Concerning my reply to Mr. Marston’s charges, I am in receipt of the Literary World of May 2nd, which over his name has the following:

“Dear Sir:—I will not waste your space replying at length to Mrs. Gallup, except to ask her where she has replied to my article in The Nineteenth Century for January, and to my letters in The Times?

“In your columns and in the May number of The Pall Mall Magazine Mrs. Gallup says she has elsewhere replied to my request for an explanation of the fact that many passages in what she says is Bacon’s translation of Homer are identical with Pope’s Homer published more than 200 years afterward!...

“In a letter in The Times Mrs. Gallup did suggest that Bacon and Pope had used some edition of Homer unknown to any one else.”...

In the above we note the strange inconsistency of Mr. Marston, for my letter published in the Times did not “suggest” or even refer to any edition of Homer whatever. His reference is to a paragraph in my reply (printed herewith) to his baseless aspersions, and shows conclusively that he had read my refutation, and knew that in the article submitted to his magazine and rejected I had “elsewhere replied” to his request.

In the article next preceding Mr.
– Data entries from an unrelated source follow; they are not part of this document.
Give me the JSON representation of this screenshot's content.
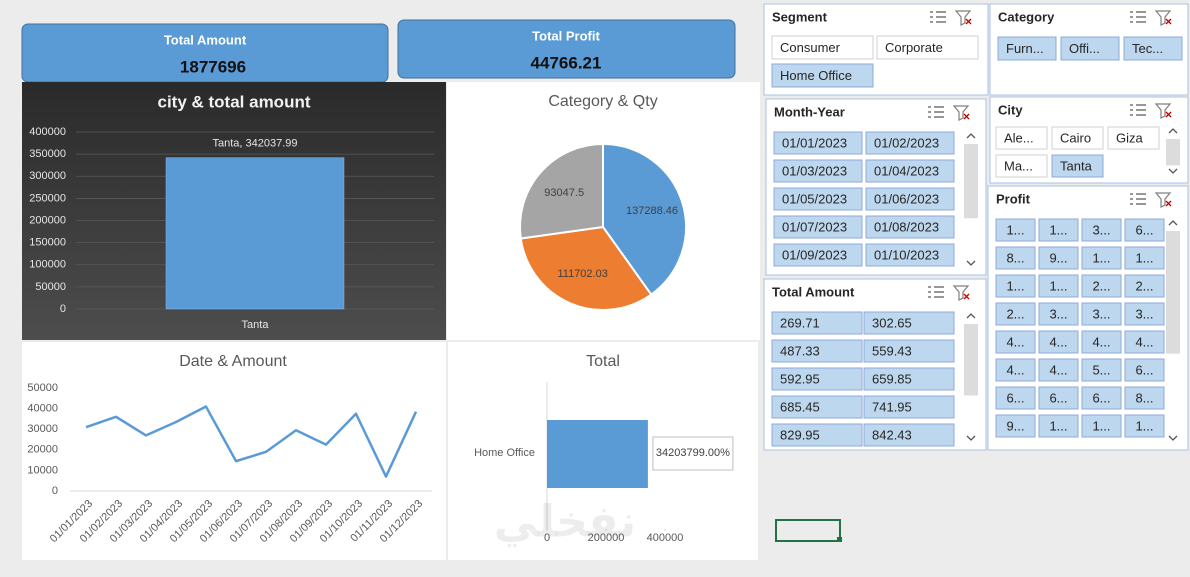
{
  "cards": [
    {
      "title": "Total Amount",
      "value": 1877696
    },
    {
      "title": "Total Profit",
      "value": 44766.21
    }
  ],
  "chart_data": [
    {
      "type": "bar",
      "title": "city & total amount",
      "categories": [
        "Tanta"
      ],
      "values": [
        342037.99
      ],
      "value_labels": [
        "Tanta, 342037.99"
      ],
      "color": "#5b9bd5",
      "ylim": [
        0,
        400000
      ],
      "yticks": [
        0,
        50000,
        100000,
        150000,
        200000,
        250000,
        300000,
        350000,
        400000
      ],
      "grid": true
    },
    {
      "type": "pie",
      "title": "Category & Qty",
      "values": [
        137288.46,
        111702.03,
        93047.5
      ],
      "colors": [
        "#5b9bd5",
        "#ed7d31",
        "#a5a5a5"
      ]
    },
    {
      "type": "line",
      "title": "Date & Amount",
      "categories": [
        "01/01/2023",
        "01/02/2023",
        "01/03/2023",
        "01/04/2023",
        "01/05/2023",
        "01/06/2023",
        "01/07/2023",
        "01/08/2023",
        "01/09/2023",
        "01/10/2023",
        "01/11/2023",
        "01/12/2023"
      ],
      "values": [
        31000,
        36000,
        27000,
        33500,
        41000,
        14500,
        19000,
        29500,
        22500,
        37500,
        7000,
        38500
      ],
      "color": "#5b9bd5",
      "ylim": [
        0,
        50000
      ],
      "yticks": [
        0,
        10000,
        20000,
        30000,
        40000,
        50000
      ],
      "grid": false
    },
    {
      "type": "hbar",
      "title": "Total",
      "categories": [
        "Home Office"
      ],
      "values": [
        342037.99
      ],
      "value_labels": [
        "34203799.00%"
      ],
      "color": "#5b9bd5",
      "xlim": [
        0,
        400000
      ],
      "xticks": [
        0,
        200000,
        400000
      ]
    }
  ],
  "slicers": [
    {
      "title": "Segment",
      "items": [
        {
          "label": "Consumer",
          "selected": false
        },
        {
          "label": "Corporate",
          "selected": false
        },
        {
          "label": "Home Office",
          "selected": true
        }
      ]
    },
    {
      "title": "Category",
      "items": [
        {
          "label": "Furn...",
          "selected": true
        },
        {
          "label": "Offi...",
          "selected": true
        },
        {
          "label": "Tec...",
          "selected": true
        }
      ]
    },
    {
      "title": "Month-Year",
      "items": [
        {
          "label": "01/01/2023",
          "selected": true
        },
        {
          "label": "01/02/2023",
          "selected": true
        },
        {
          "label": "01/03/2023",
          "selected": true
        },
        {
          "label": "01/04/2023",
          "selected": true
        },
        {
          "label": "01/05/2023",
          "selected": true
        },
        {
          "label": "01/06/2023",
          "selected": true
        },
        {
          "label": "01/07/2023",
          "selected": true
        },
        {
          "label": "01/08/2023",
          "selected": true
        },
        {
          "label": "01/09/2023",
          "selected": true
        },
        {
          "label": "01/10/2023",
          "selected": true
        }
      ]
    },
    {
      "title": "City",
      "items": [
        {
          "label": "Ale...",
          "selected": false
        },
        {
          "label": "Cairo",
          "selected": false
        },
        {
          "label": "Giza",
          "selected": false
        },
        {
          "label": "Ma...",
          "selected": false
        },
        {
          "label": "Tanta",
          "selected": true
        }
      ]
    },
    {
      "title": "Total Amount",
      "items": [
        {
          "label": "269.71",
          "selected": true
        },
        {
          "label": "302.65",
          "selected": true
        },
        {
          "label": "487.33",
          "selected": true
        },
        {
          "label": "559.43",
          "selected": true
        },
        {
          "label": "592.95",
          "selected": true
        },
        {
          "label": "659.85",
          "selected": true
        },
        {
          "label": "685.45",
          "selected": true
        },
        {
          "label": "741.95",
          "selected": true
        },
        {
          "label": "829.95",
          "selected": true
        },
        {
          "label": "842.43",
          "selected": true
        }
      ]
    },
    {
      "title": "Profit",
      "items": [
        {
          "label": "1...",
          "selected": true
        },
        {
          "label": "1...",
          "selected": true
        },
        {
          "label": "3...",
          "selected": true
        },
        {
          "label": "6...",
          "selected": true
        },
        {
          "label": "8...",
          "selected": true
        },
        {
          "label": "9...",
          "selected": true
        },
        {
          "label": "1...",
          "selected": true
        },
        {
          "label": "1...",
          "selected": true
        },
        {
          "label": "1...",
          "selected": true
        },
        {
          "label": "1...",
          "selected": true
        },
        {
          "label": "2...",
          "selected": true
        },
        {
          "label": "2...",
          "selected": true
        },
        {
          "label": "2...",
          "selected": true
        },
        {
          "label": "3...",
          "selected": true
        },
        {
          "label": "3...",
          "selected": true
        },
        {
          "label": "3...",
          "selected": true
        },
        {
          "label": "4...",
          "selected": true
        },
        {
          "label": "4...",
          "selected": true
        },
        {
          "label": "4...",
          "selected": true
        },
        {
          "label": "4...",
          "selected": true
        },
        {
          "label": "4...",
          "selected": true
        },
        {
          "label": "4...",
          "selected": true
        },
        {
          "label": "5...",
          "selected": true
        },
        {
          "label": "6...",
          "selected": true
        },
        {
          "label": "6...",
          "selected": true
        },
        {
          "label": "6...",
          "selected": true
        },
        {
          "label": "6...",
          "selected": true
        },
        {
          "label": "8...",
          "selected": true
        },
        {
          "label": "9...",
          "selected": true
        },
        {
          "label": "1...",
          "selected": true
        },
        {
          "label": "1...",
          "selected": true
        },
        {
          "label": "1...",
          "selected": true
        }
      ]
    }
  ],
  "watermark": "نفخلي"
}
Marston’s letter, “Reviewer” also states: “Now as to Homer, I have read Mrs. Gallup’s 'answer’ to Mr. Marston,” etc.

This indicates that both Mr. Marston and “Reviewer” had examined my article, and they comment upon specific portions of it before it has been published, while ordinary courtesy should have withheld criticism, at least until the article had appeared in print.

It may not be inopportune to report at this time the results of researches made for me at the British Museum and elsewhere, since Mr. Marston’s malicious charge of “paraphrasing Pope’s translation of the Iliad” was made. Fourteen translations in Latin, French, German, Italian and English, published before 1620, were carefully examined for the reading in the disputed passages. Bacon’s “impatient arrow” is “eager shaft” in Chapman’s translation, and “long distance shots” is rendered “his hitting so far off,” the Greek words conveying the same idea to these two minds. Mr. Marston matched Bacon’s “cold Dodona” against Pope’s “cold Dodona,” but Hobbes has “Dodona cold,” and a modern Greek scholar renders it “chilly Dodona.” He also pairs “rocky Aulis” with the same in Pope, but gives it as the literal translation also; and he places Bacon’s “he leapt to the ground” opposite Pope’s “leaps upon the ground,” while it is more like the line of Hobbes, “he leapt to land.” Another renders this “he leap’d to the land,” and still another, “he leaped upon the earth.”

The examination also developed the fact that Pope’s original MSS., preserved at the Museum, have closer resemblances to Bacon’s Argument of the Iliad than are found in Pope’s published work. This is very significant, and in itself refutes the charge, as I have never seen the MSS., and the first edition of my book containing the Argument of the Iliad was published the year before I went to England to pursue the work at the British Museum.